One of the many reasons the Siren loves to write about actors is that the good ones reap so much from such tiny, tiny choices. It's miraculous to her. In Night and the City, Kristo's rackets include wrestling. His father, Gregorius, is a wrestler, an honorable one, who nonetheless has been caught up in the get-rich-quick schemes of Harry Fabian (Richard Widmark). Here Gregorius, and Fabian, make the fateful mistake of tangling with Mike Mazurki's Strangler.



At around the 5:15 mark, you hear one word from Lom as Kristo: "Papa." You don't see him utter it, but the whole backstory's in his voice: hero-worship, concern, tenderness, old father-son disputes, and above all, a warning that spins every head in that room in the crime boss' direction. You see all that, too, in the way Lom drapes a robe across Stanislaus Zbyszko's shoulders.

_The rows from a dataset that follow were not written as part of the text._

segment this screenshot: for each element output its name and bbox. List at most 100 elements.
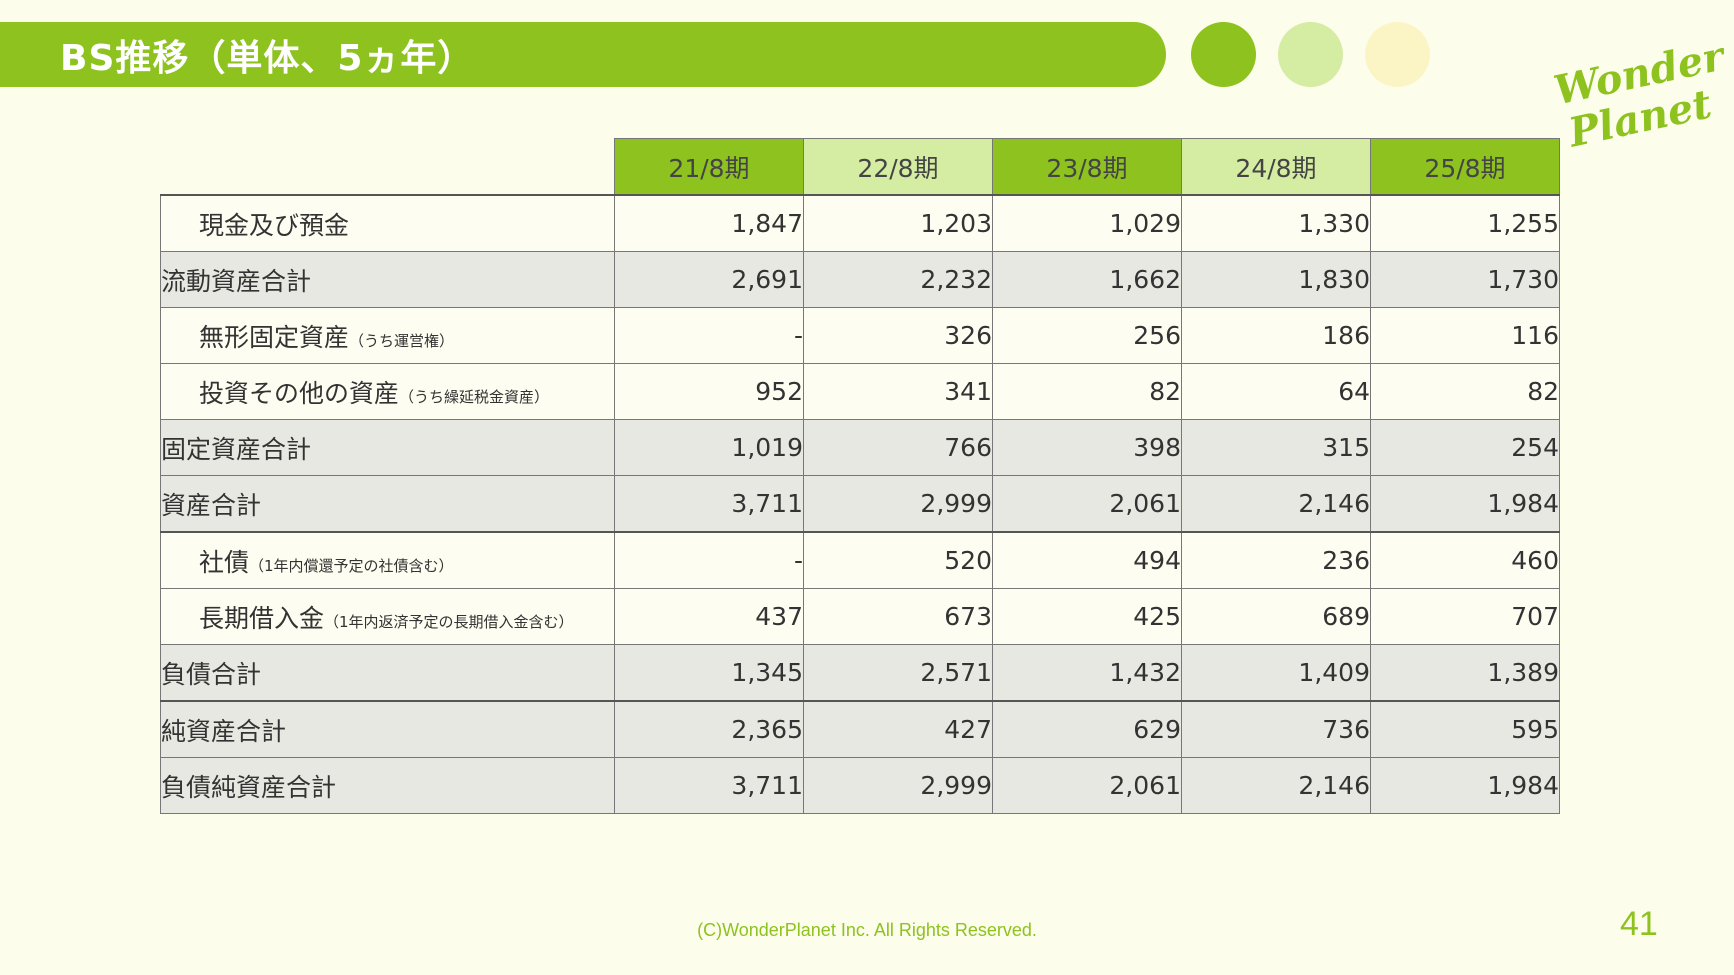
balance-sheet-table: 21/8期 22/8期 23/8期 24/8期 25/8期 現金及び預金 1,8… [160,138,1560,814]
row-label-text: 社債 [199,547,250,577]
table-row: 負債純資産合計 3,711 2,999 2,061 2,146 1,984 [160,757,1560,814]
row-label: 負債純資産合計 [160,757,615,814]
cell-value: 2,146 [1181,757,1371,814]
cell-value: 2,691 [614,251,804,308]
cell-value: 1,847 [614,194,804,252]
row-label-text: 投資その他の資産 [199,378,400,408]
row-label-text: 流動資産合計 [161,266,312,296]
row-label-text: 負債合計 [161,659,262,689]
decorative-dot-light [1278,22,1343,87]
cell-value: 629 [992,700,1182,758]
cell-value: 398 [992,419,1182,476]
cell-value: 2,146 [1181,475,1371,533]
row-label: 長期借入金（1年内返済予定の長期借入金含む） [160,588,615,645]
cell-value: 236 [1181,531,1371,589]
cell-value: 1,255 [1370,194,1560,252]
header-period: 24/8期 [1181,138,1371,196]
row-label-text: 現金及び預金 [199,210,350,240]
row-label: 固定資産合計 [160,419,615,476]
row-label: 純資産合計 [160,700,615,758]
row-label: 流動資産合計 [160,251,615,308]
decorative-dot-pale [1365,22,1430,87]
cell-value: - [614,307,804,364]
row-label-text: 純資産合計 [161,716,287,746]
cell-value: 689 [1181,588,1371,645]
header-period: 22/8期 [803,138,993,196]
cell-value: 326 [803,307,993,364]
cell-value: 3,711 [614,475,804,533]
cell-value: 341 [803,363,993,420]
header-period: 23/8期 [992,138,1182,196]
cell-value: 1,409 [1181,644,1371,702]
cell-value: 116 [1370,307,1560,364]
row-label-note: （1年内返済予定の長期借入金含む） [324,612,574,631]
cell-value: 952 [614,363,804,420]
page-number: 41 [1620,905,1658,943]
copyright-footer: (C)WonderPlanet Inc. All Rights Reserved… [697,920,1037,940]
cell-value: 1,662 [992,251,1182,308]
table-row: 純資産合計 2,365 427 629 736 595 [160,700,1560,758]
row-label: 社債（1年内償還予定の社債含む） [160,531,615,589]
cell-value: 2,571 [803,644,993,702]
cell-value: 64 [1181,363,1371,420]
table-row: 資産合計 3,711 2,999 2,061 2,146 1,984 [160,475,1560,533]
row-label-text: 固定資産合計 [161,434,312,464]
cell-value: 315 [1181,419,1371,476]
cell-value: 254 [1370,419,1560,476]
cell-value: 1,203 [803,194,993,252]
decorative-dot-dark [1191,22,1256,87]
table-row: 長期借入金（1年内返済予定の長期借入金含む） 437 673 425 689 7… [160,588,1560,645]
cell-value: 82 [992,363,1182,420]
header-empty-cell [160,138,615,196]
cell-value: 2,999 [803,757,993,814]
cell-value: 1,830 [1181,251,1371,308]
cell-value: 2,061 [992,757,1182,814]
header-period: 21/8期 [614,138,804,196]
cell-value: 494 [992,531,1182,589]
cell-value: 1,019 [614,419,804,476]
table-header-row: 21/8期 22/8期 23/8期 24/8期 25/8期 [160,138,1560,196]
cell-value: 186 [1181,307,1371,364]
cell-value: - [614,531,804,589]
cell-value: 1,330 [1181,194,1371,252]
cell-value: 2,999 [803,475,993,533]
row-label: 無形固定資産（うち運営権） [160,307,615,364]
page-title: BS推移（単体、5ヵ年） [60,37,475,79]
row-label: 資産合計 [160,475,615,533]
cell-value: 520 [803,531,993,589]
cell-value: 595 [1370,700,1560,758]
cell-value: 2,232 [803,251,993,308]
row-label-note: （うち繰延税金資産） [399,387,550,406]
cell-value: 1,984 [1370,475,1560,533]
cell-value: 736 [1181,700,1371,758]
row-label: 現金及び預金 [160,194,615,252]
cell-value: 1,389 [1370,644,1560,702]
cell-value: 1,432 [992,644,1182,702]
cell-value: 437 [614,588,804,645]
table-row: 無形固定資産（うち運営権） - 326 256 186 116 [160,307,1560,364]
row-label-text: 負債純資産合計 [161,772,337,802]
title-bar: BS推移（単体、5ヵ年） [0,22,1166,87]
row-label: 投資その他の資産（うち繰延税金資産） [160,363,615,420]
cell-value: 2,061 [992,475,1182,533]
row-label-note: （1年内償還予定の社債含む） [249,556,454,575]
row-label: 負債合計 [160,644,615,702]
cell-value: 1,345 [614,644,804,702]
table-row: 固定資産合計 1,019 766 398 315 254 [160,419,1560,476]
table-row: 流動資産合計 2,691 2,232 1,662 1,830 1,730 [160,251,1560,308]
cell-value: 1,984 [1370,757,1560,814]
cell-value: 2,365 [614,700,804,758]
cell-value: 460 [1370,531,1560,589]
table-row: 社債（1年内償還予定の社債含む） - 520 494 236 460 [160,531,1560,589]
row-label-text: 無形固定資産 [199,322,350,352]
table-row: 負債合計 1,345 2,571 1,432 1,409 1,389 [160,644,1560,702]
cell-value: 3,711 [614,757,804,814]
cell-value: 766 [803,419,993,476]
cell-value: 256 [992,307,1182,364]
cell-value: 425 [992,588,1182,645]
cell-value: 427 [803,700,993,758]
wonderplanet-logo: Wonder Planet [1548,33,1728,157]
cell-value: 1,730 [1370,251,1560,308]
row-label-text: 資産合計 [161,490,262,520]
row-label-note: （うち運営権） [349,331,455,350]
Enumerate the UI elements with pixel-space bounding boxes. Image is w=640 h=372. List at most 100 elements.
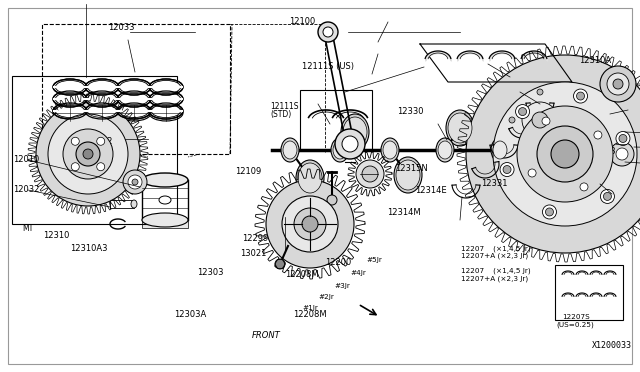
Ellipse shape [541, 132, 569, 168]
Text: 12310A3: 12310A3 [70, 244, 108, 253]
Circle shape [266, 180, 354, 268]
Ellipse shape [85, 91, 119, 107]
Circle shape [573, 89, 588, 103]
Ellipse shape [117, 91, 151, 107]
Circle shape [36, 102, 140, 206]
Text: #3Jr: #3Jr [334, 283, 350, 289]
Text: (STD): (STD) [270, 110, 291, 119]
Ellipse shape [56, 93, 84, 106]
Ellipse shape [559, 135, 581, 165]
Text: MT: MT [22, 224, 34, 233]
Circle shape [71, 137, 79, 145]
Ellipse shape [120, 80, 148, 93]
Text: 12330: 12330 [397, 107, 423, 116]
Circle shape [335, 129, 365, 159]
Text: 12208M: 12208M [293, 310, 327, 319]
Ellipse shape [341, 114, 369, 150]
Ellipse shape [117, 105, 151, 121]
Text: 12315N: 12315N [396, 164, 428, 173]
Bar [300, 90, 372, 150]
Circle shape [616, 131, 630, 145]
Circle shape [342, 136, 358, 152]
Text: 12111S: 12111S [270, 102, 299, 110]
Circle shape [594, 131, 602, 139]
Circle shape [610, 142, 634, 166]
Ellipse shape [53, 79, 87, 95]
Circle shape [362, 166, 378, 182]
Text: 12032: 12032 [13, 185, 39, 194]
Circle shape [616, 148, 628, 160]
Circle shape [71, 163, 79, 171]
Circle shape [528, 169, 536, 177]
Circle shape [493, 82, 637, 226]
Circle shape [503, 166, 511, 173]
Ellipse shape [491, 138, 509, 162]
Ellipse shape [281, 138, 299, 162]
Ellipse shape [149, 79, 183, 95]
Circle shape [63, 129, 113, 179]
Text: 12207S: 12207S [562, 314, 589, 320]
Ellipse shape [501, 152, 529, 188]
Ellipse shape [448, 113, 472, 143]
Circle shape [607, 73, 629, 95]
Ellipse shape [159, 196, 171, 204]
Circle shape [537, 89, 543, 95]
Ellipse shape [117, 79, 151, 95]
Ellipse shape [85, 105, 119, 121]
Text: #5Jr: #5Jr [366, 257, 382, 263]
Circle shape [600, 189, 614, 203]
Ellipse shape [543, 141, 557, 159]
Text: (US=0.25): (US=0.25) [557, 321, 595, 328]
Ellipse shape [88, 105, 116, 118]
Circle shape [302, 216, 318, 232]
Text: 12109: 12109 [236, 167, 262, 176]
Circle shape [545, 208, 554, 216]
Text: #2Jr: #2Jr [319, 294, 335, 300]
Ellipse shape [88, 80, 116, 93]
Text: 12200: 12200 [325, 258, 351, 267]
Ellipse shape [394, 157, 422, 193]
Circle shape [356, 160, 384, 188]
Circle shape [522, 102, 558, 138]
Ellipse shape [131, 200, 137, 208]
Circle shape [580, 183, 588, 191]
Text: 12303: 12303 [197, 268, 223, 277]
Bar [142, 220, 188, 228]
Circle shape [517, 106, 613, 202]
Ellipse shape [503, 155, 527, 185]
Circle shape [509, 117, 515, 123]
Circle shape [537, 126, 593, 182]
Circle shape [132, 179, 138, 185]
Circle shape [551, 140, 579, 168]
Ellipse shape [541, 138, 559, 162]
Bar [12, 76, 177, 224]
Circle shape [123, 170, 147, 194]
Circle shape [600, 66, 636, 102]
Text: X1200033: X1200033 [592, 341, 632, 350]
Circle shape [548, 130, 592, 174]
Bar [584, 188, 600, 202]
Ellipse shape [152, 105, 180, 118]
Ellipse shape [142, 173, 188, 187]
Text: 12033: 12033 [108, 23, 135, 32]
Circle shape [83, 149, 93, 159]
Text: 12208M: 12208M [285, 270, 319, 279]
Ellipse shape [142, 213, 188, 227]
Circle shape [282, 196, 338, 252]
Text: 12303A: 12303A [174, 310, 206, 319]
Ellipse shape [120, 93, 148, 106]
Bar [555, 265, 623, 320]
Text: 12299: 12299 [242, 234, 268, 243]
Circle shape [565, 117, 571, 123]
Ellipse shape [333, 141, 347, 159]
Text: 12207+A (×2,3 Jr): 12207+A (×2,3 Jr) [461, 275, 528, 282]
Ellipse shape [120, 105, 148, 118]
Text: 12310A: 12310A [579, 56, 611, 65]
Circle shape [275, 259, 285, 269]
Circle shape [542, 117, 550, 125]
Text: 12100: 12100 [289, 17, 316, 26]
Circle shape [532, 112, 548, 128]
Text: 12010: 12010 [13, 155, 39, 164]
Ellipse shape [152, 93, 180, 106]
Circle shape [466, 55, 640, 253]
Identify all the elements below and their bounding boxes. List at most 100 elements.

After Gregorius staggers to the store room and Kristo helps his father lie down, the wrestler asks his son to close a window that isn't open. Then he asks a second time, when the camera is on the back of Lom's head, and the responding nod is so small it's barely perceptible. It speaks of Kristo's dread and denial, as if keeping the acknowledgement tiny will somehow change the fact that Gregorius is already growing cold. Ditto Kristo standing and resting his hand on the closed window; Lom's back is almost entirely to the camera again, we have just a sliver of his profile. He can't give his father his full face when he's lying. There's the perfectly calibrated timing of how long Kristo embraces Gregorius' dead body. Kristo's been a villain from the beginning, but from the moment he raises his head, Lom makes the character something else, an executioner. God it's brilliant, one piece of why Night and the City is a superlative film.

And for Herbert Lom, it was one screen performance among more than a hundred.